As details of the meeting were being revealed yesterday, Palestinian President Yasser Arafat suffered another blow when one of the main factions of the Palestine Liberation Organization withdrew from its executive committee.

Sharon met in Jerusalem on Wednesday with the Speaker of the Palestinian Legislative Council, Ahmad Qorei, PLO No. 2 Mahmoud Abbas and Muhammad Rashid, economic adviser to Arafat, sources on both sides said. The meeting was kept secret until Israeli public radio reported it on Friday evening. Arafat, who has been trapped in his West Bank headquarters of Ramallah since early December, told reporters yesterday he had approved the meeting.

When asked by AFP about the Sharon-Palestinian meeting, a spokesman for the premier refused to comment, saying only that Sharon maintains his position of “not embarking on political negotiations as long as the Palestinians continue with violence.”

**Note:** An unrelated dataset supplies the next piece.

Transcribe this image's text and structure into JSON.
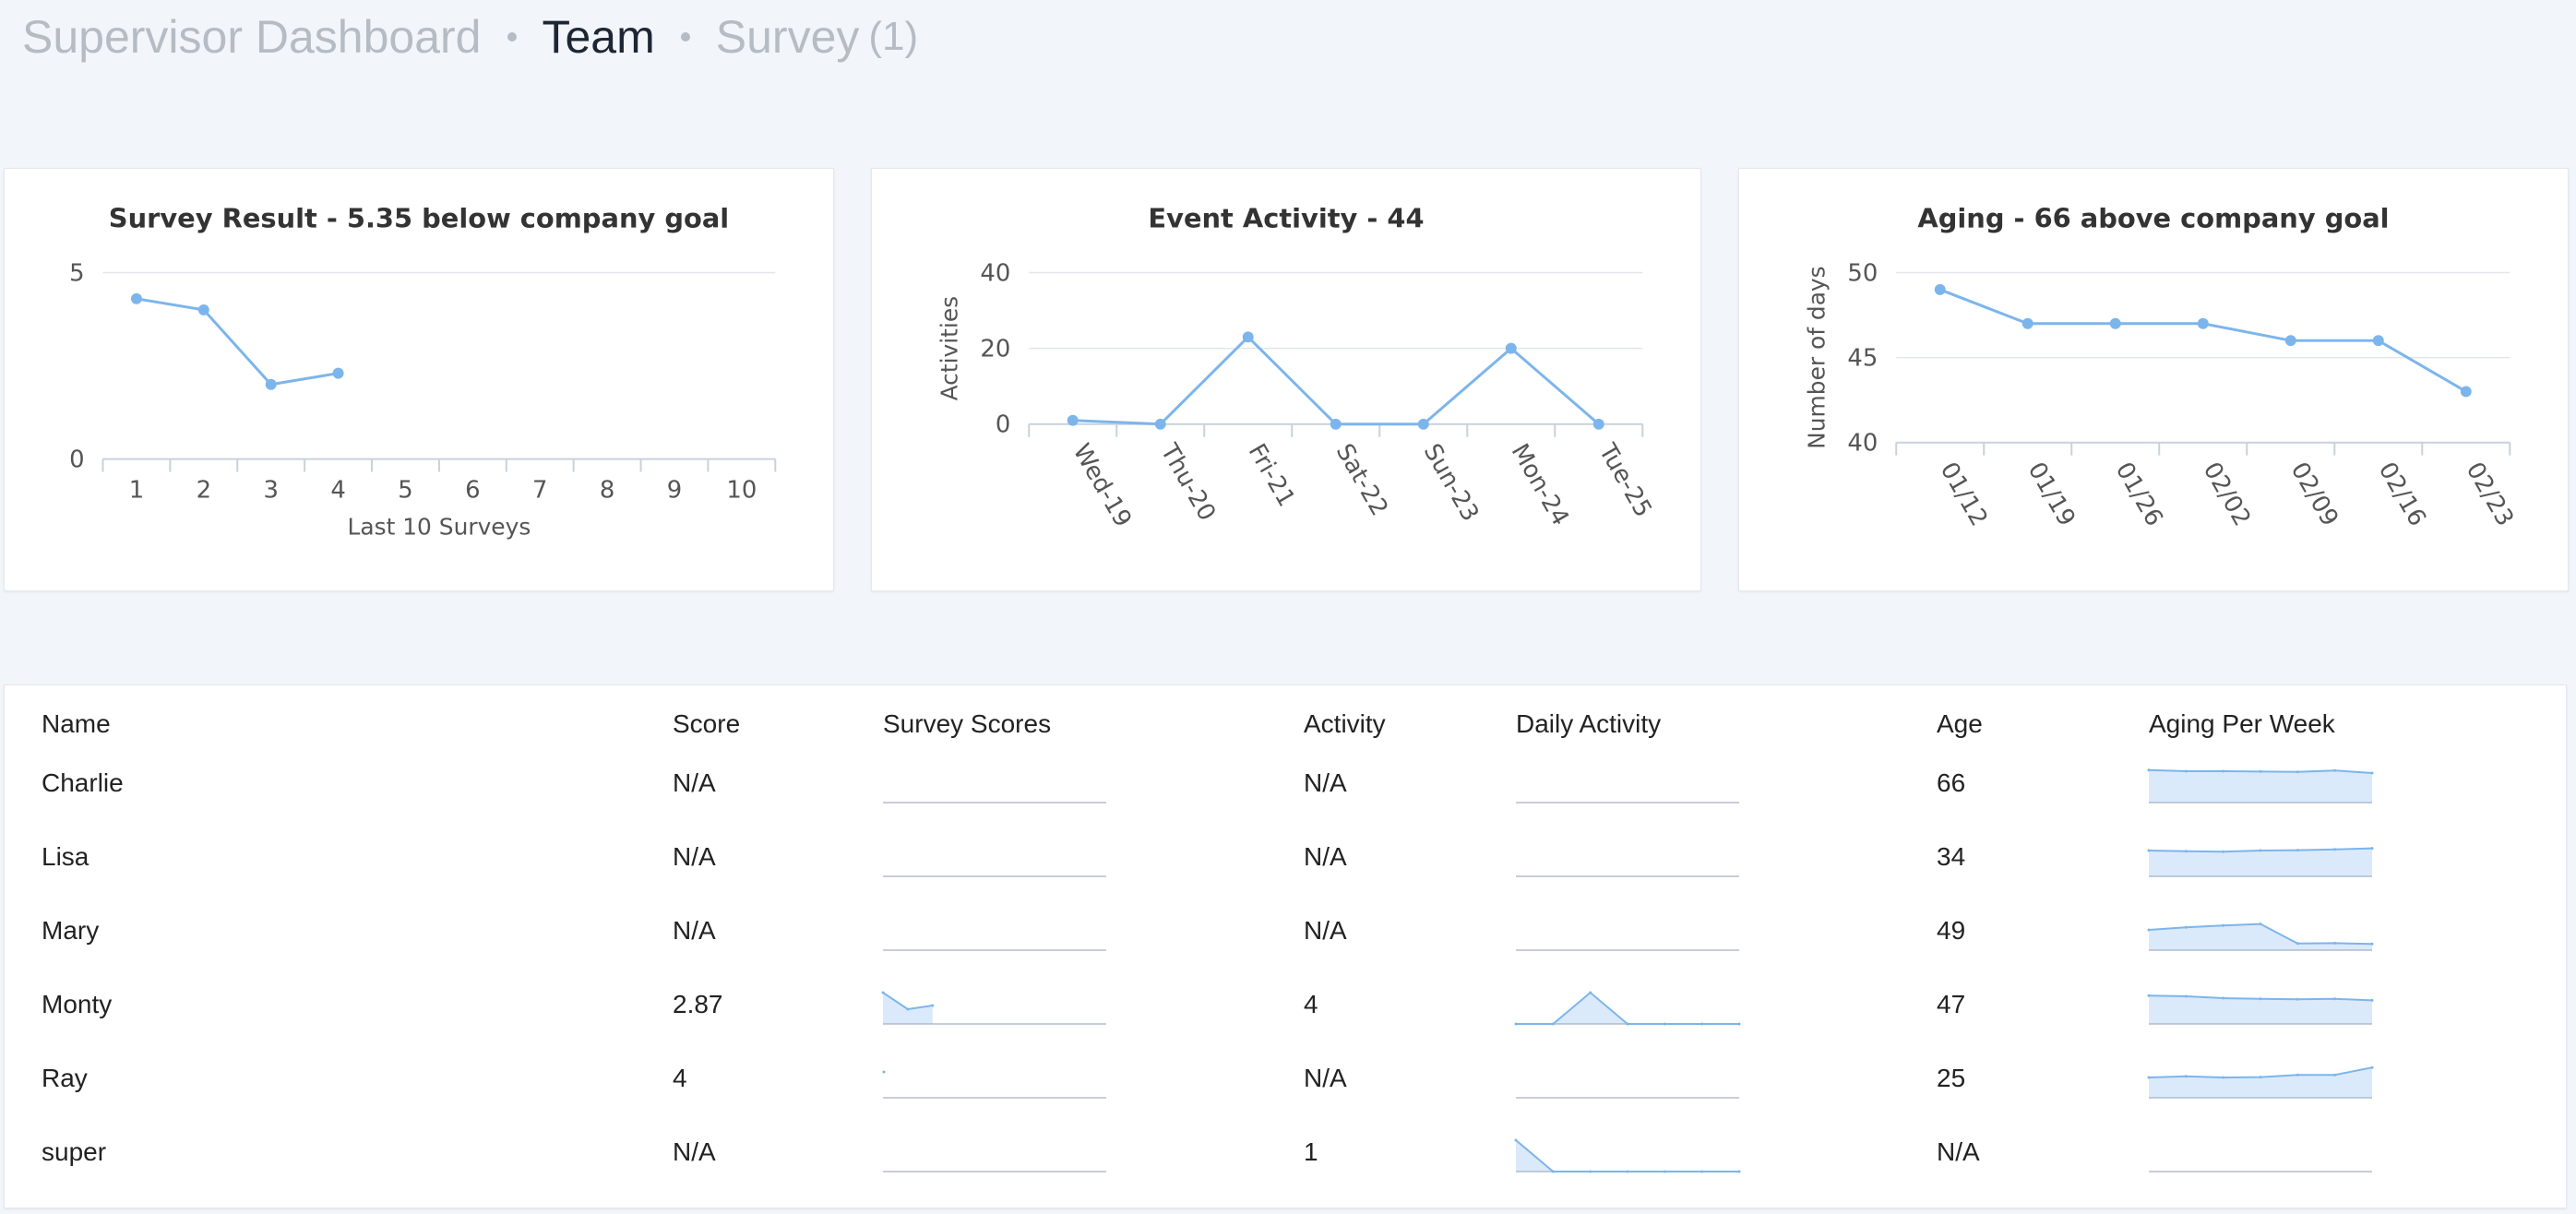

Sharon has recently come under unprecedented domestic criticism for his handling of security issues, and public radio said the premier had reiterated a number of demands he has made to the Palestinians on this front. These were for the arrest of “all terrorists,” the dismantling of “terrorist” organizations and the confiscation of their weapons, “serious” operations to block anti-Israeli attacks and an end to “campaigns of incitement.”

The radio said the Palestinians had demanded a halt to Israel’s policy of assassinating Palestinian activists, a freeze on Israeli military incursions into autonomous Palestinian zones, the lifting of Arafat’s virtual house arrest and an end to the blockade of the Palestinian territories.